Ms Kausar says she used to face an abusive patient once a month before the pandemic. Now she says she rarely gets through two shifts without facing one.
‘Terrified going to work’
The PDA launched an online survey in April 2022 and nearly 550 community pharmacists, mostly staff working in England, have responded so far.
Some 468 of them – 85% – say they, or someone they work with, experienced verbal or racial abuse in the previous month while at work.
One respondent said: “I feel terrified going to work every single day, and yet management are ignoring the issue.”
Another said: “I now carry a rape alarm and a dye spray because of threats.”
Others said they were considering leaving the profession.
A recent Pharmaceutical Services Negotiating Committee survey of about 1,000 team members, carried out in January 2022, revealed low job satisfaction scores.
According to some pharmacists, the majority of violent or abusive incidents are triggered by:
- addiction services failing to provide support for recovering addicts
- overwhelmed GP surgeries being unable to give a patient an appointment
- supply chain issues leaving a pharmacy without stocks of prescribed drugs
Earlier this year, a lack of lateral flow testing kits resulted in a spike of aggression from patients. Staff shortages continue to add more pressure, and increase waiting times and frustration, in community pharmacies.
In recent weeks, a shortage of Hormone Replacement Therapy has been an added pressure.
Alison Jones, from the PDA, said: “Staff shortages are already bad.. and they are only going to get worse.
“More patients are accessing the pharmacy than ever before and there is only a finite amount of staffing and hours. We are now in a situation where more and more pharmacists are considering whether they want to work in community pharmacy because of the working conditions and violence.”
Supt Patrick Holdaway, head of the National Business Crime Centre, said: “Police forces around the country are aware of this new spike in pharmacy crime.
“We also know that the numbers we currently have are only a fraction of the actual crime taking place in pharmacies. Pharmacists feel a duty to their patients and so don’t want to report them, but we would say please report these crimes to help the police map hotspot areas and offer the correct support.”
Supt Holdaway recommends pharmacies install more safety measures – including panic buttons, CCTV, bodycams. But as to who pays for these measures, that will fall on the pharmacy owners.
As part of the GP Winter Access Fund, doctors’ surgeries can access a £5m fund for security enhancements.

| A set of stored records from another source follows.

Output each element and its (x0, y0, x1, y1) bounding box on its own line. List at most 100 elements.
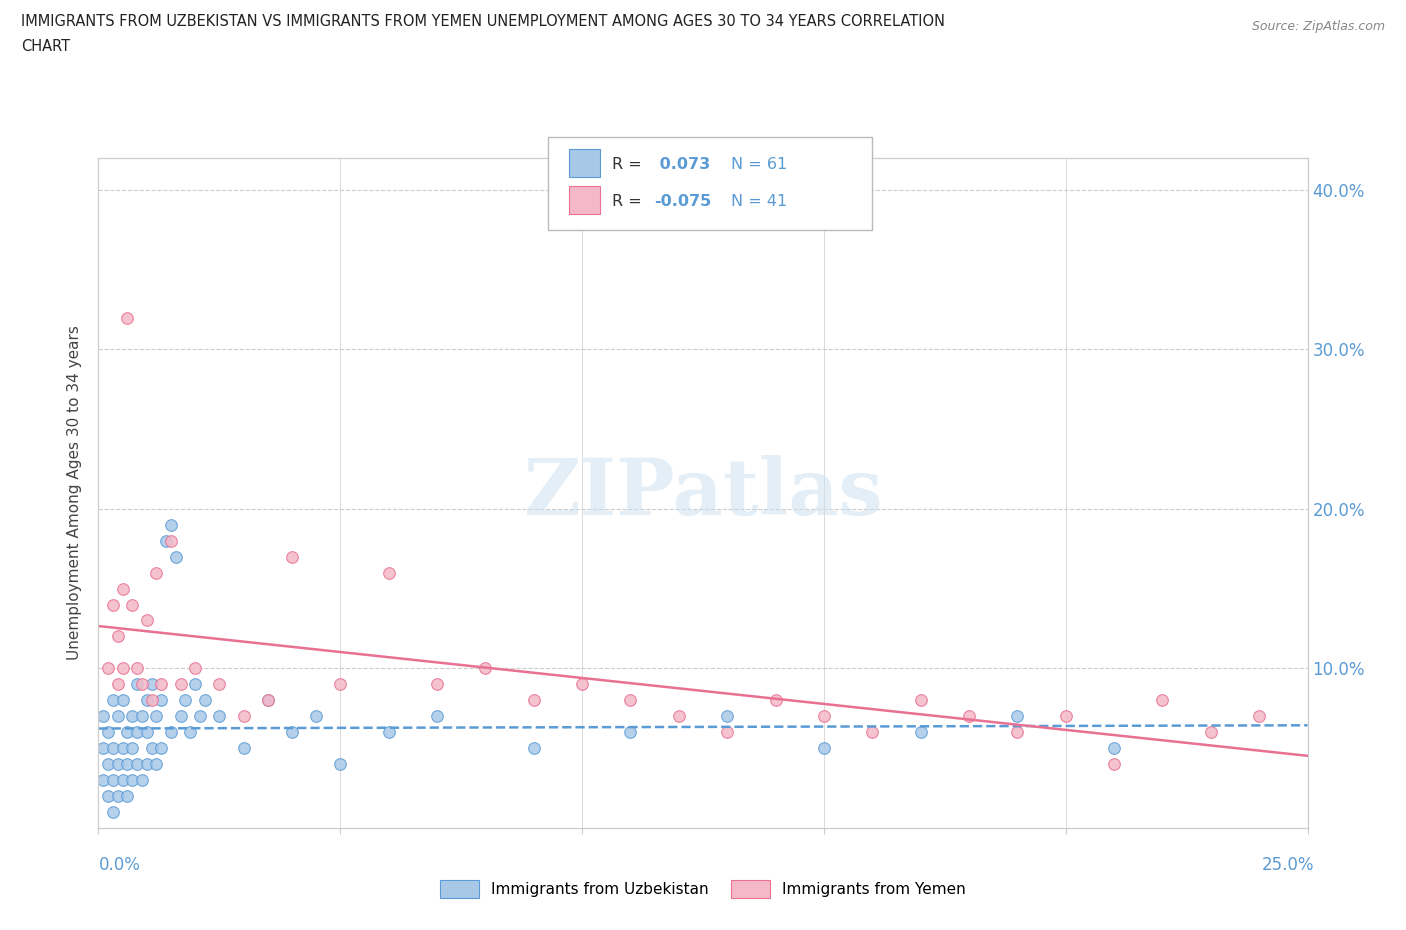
Point (101, 804, 124, 819)
Point (91, 773, 114, 788)
Point (910, 724, 932, 739)
Text: 0.0%: 0.0% (98, 856, 141, 873)
Point (121, 709, 143, 724)
Point (97, 789, 120, 804)
Point (1054, 709, 1077, 724)
Point (150, 677, 173, 692)
Point (150, 693, 173, 708)
Point (668, 709, 690, 724)
Point (716, 724, 738, 739)
Point (169, 677, 191, 692)
Point (145, 709, 167, 724)
Point (910, 693, 932, 708)
Text: ZIPatlas: ZIPatlas (523, 455, 883, 531)
Point (179, 724, 201, 739)
Point (111, 693, 134, 708)
Point (117, 310, 139, 325)
Point (141, 677, 163, 692)
Point (813, 740, 835, 755)
Point (107, 789, 129, 804)
Point (160, 533, 183, 548)
Point (329, 756, 352, 771)
Text: N = 41: N = 41 (731, 194, 787, 209)
Point (329, 677, 352, 692)
Text: R =: R = (612, 157, 647, 172)
Text: -0.075: -0.075 (654, 194, 711, 209)
Point (813, 709, 835, 724)
Point (426, 709, 449, 724)
Point (107, 709, 129, 724)
Point (111, 581, 134, 596)
Point (184, 661, 207, 676)
Point (101, 740, 124, 755)
Point (1102, 756, 1125, 771)
Point (194, 693, 217, 708)
Point (256, 693, 278, 708)
Point (256, 693, 278, 708)
Point (127, 724, 149, 739)
Legend: Immigrants from Uzbekistan, Immigrants from Yemen: Immigrants from Uzbekistan, Immigrants f… (434, 874, 972, 904)
Point (1007, 709, 1029, 724)
Text: Source: ZipAtlas.com: Source: ZipAtlas.com (1251, 20, 1385, 33)
Point (141, 693, 163, 708)
Point (765, 693, 787, 708)
Point (1102, 740, 1125, 755)
Point (160, 517, 183, 532)
Point (426, 677, 449, 692)
Point (135, 613, 157, 628)
Text: 0.073: 0.073 (654, 157, 710, 172)
Point (145, 756, 167, 771)
Point (107, 677, 129, 692)
Point (232, 709, 254, 724)
Point (208, 709, 231, 724)
Point (1152, 693, 1174, 708)
Point (571, 677, 593, 692)
Point (121, 597, 143, 612)
Point (957, 709, 980, 724)
Point (135, 756, 157, 771)
Point (111, 740, 134, 755)
Point (184, 677, 207, 692)
Point (619, 693, 641, 708)
Point (91, 740, 114, 755)
Point (117, 756, 139, 771)
Text: R =: R = (612, 194, 647, 209)
Point (281, 724, 304, 739)
Y-axis label: Unemployment Among Ages 30 to 34 years: Unemployment Among Ages 30 to 34 years (67, 326, 83, 660)
Point (377, 565, 399, 580)
Point (127, 756, 149, 771)
Point (121, 740, 143, 755)
Point (107, 756, 129, 771)
Point (111, 773, 134, 788)
Point (107, 629, 129, 644)
Point (377, 724, 399, 739)
Point (165, 550, 187, 565)
Point (174, 693, 197, 708)
Point (131, 677, 153, 692)
Point (169, 709, 191, 724)
Point (160, 724, 183, 739)
Point (860, 724, 883, 739)
Point (188, 709, 211, 724)
Text: N = 61: N = 61 (731, 157, 787, 172)
Point (523, 740, 546, 755)
Point (97, 756, 120, 771)
Point (121, 773, 143, 788)
Point (150, 740, 173, 755)
Point (716, 709, 738, 724)
Text: IMMIGRANTS FROM UZBEKISTAN VS IMMIGRANTS FROM YEMEN UNEMPLOYMENT AMONG AGES 30 T: IMMIGRANTS FROM UZBEKISTAN VS IMMIGRANTS… (21, 14, 945, 29)
Point (131, 709, 153, 724)
Point (1249, 709, 1271, 724)
Point (145, 565, 167, 580)
Point (281, 550, 304, 565)
Point (619, 724, 641, 739)
Point (474, 661, 496, 676)
Point (523, 693, 546, 708)
Point (117, 789, 139, 804)
Point (135, 724, 157, 739)
Point (232, 740, 254, 755)
Point (101, 773, 124, 788)
Point (97, 724, 120, 739)
Point (97, 661, 120, 676)
Point (135, 693, 157, 708)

However, this fund is not accessible to community pharmacies.
NHS England says community pharmacy can access health and wellbeing offers, such as coaching services and conflict resolution training.
When asked if community pharmacies would receive further support after the rise in violence, a Department for Health and Social Care spokesperson told the BBC: “This kind of behaviour is inexcusable and will not be tolerated.
“The NHS has set up a violence reduction programme to protect its workforce, and we have doubled the maximum prison sentence for common assault against NHS workers.
“We work closely with the pharmaceutical industry and the NHS to minimise disruption caused by medicine shortages on the rare occasions they arise.”
As for Ms Kausar, her sympathies still lie with the patients: “These are desperate people driven to desperate acts. They just need help,” she said.